Hibernate 6 introduced a separate logging category for the bind parameter values. You can activate the logging of those values by configuring trace logging for the org.hibernate.orm.jdbc.bind category.

<Configuration>
  ...
  <Loggers>
    <Logger name="org.hibernate.SQL" level="debug"/>
    <Logger name="org.hibernate.orm.jdbc.bind" level="trace"/>
    ...
  </Loggers>
</Configuration>
19:52:11,012 DEBUG [org.hibernate.SQL] - 
    select
        a1_0.id,
        a1_0.firstName,
        a1_0.lastName,
        a1_0.version 
    from
        Author a1_0 
    join
        (Book_Author b1_0 
    join
        Book b1_1 
            on b1_1.id=b1_0.books_id) 
                on a1_0.id=b1_0.authors_id 
        where
            b1_1.title like ? escape ''
19:52:11,022 TRACE [org.hibernate.orm.jdbc.bind] - binding parameter [1] as [VARCHAR] - [%Hibernate%]

Conclusion

Hibernate 6 introduced a few changes that break backward compatibility. Not all of them require huge changes to the code of your persistence layer. It might be enough to only add a few configuration parameters to keep the old behavior.
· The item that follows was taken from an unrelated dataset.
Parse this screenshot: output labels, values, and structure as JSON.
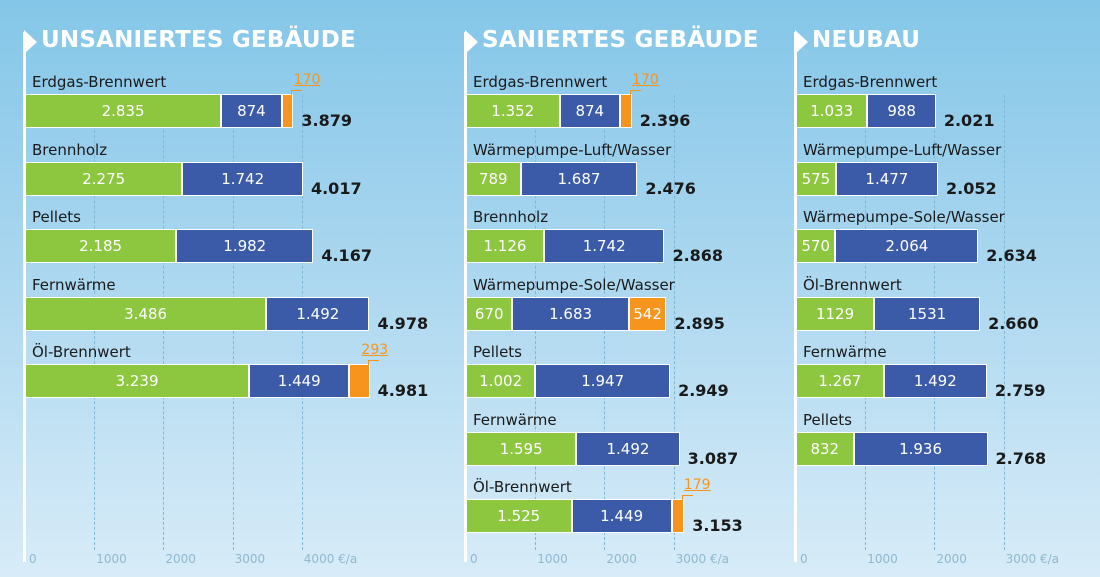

But 2 changes will require special attention. These are the update to JPA 3 and the removal of Hibernate’s deprecated Criteria API. I recommend you handle both while you’re still using Hibernate 5.

The update to JPA 3 requires you to change the configuration parameter’s names, and the import statements of all classes, interfaces and annotations defined by the specification. But don’t worry. This usually sounds worse than it actually is. I migrated several projects by doing a simple search and replace operation in my IDE. This was usually done in a few minutes.

The removal of Hibernate’s deprecated Criteria API will cause bigger issues. You will need to rewrite all queries that use the old API. I recommend you do that while you’re still using Hibernate 5. It still supports Hibernate’s old Criteria API and JPA’s Criteria API. So, you can replace one query after the other without breaking your application.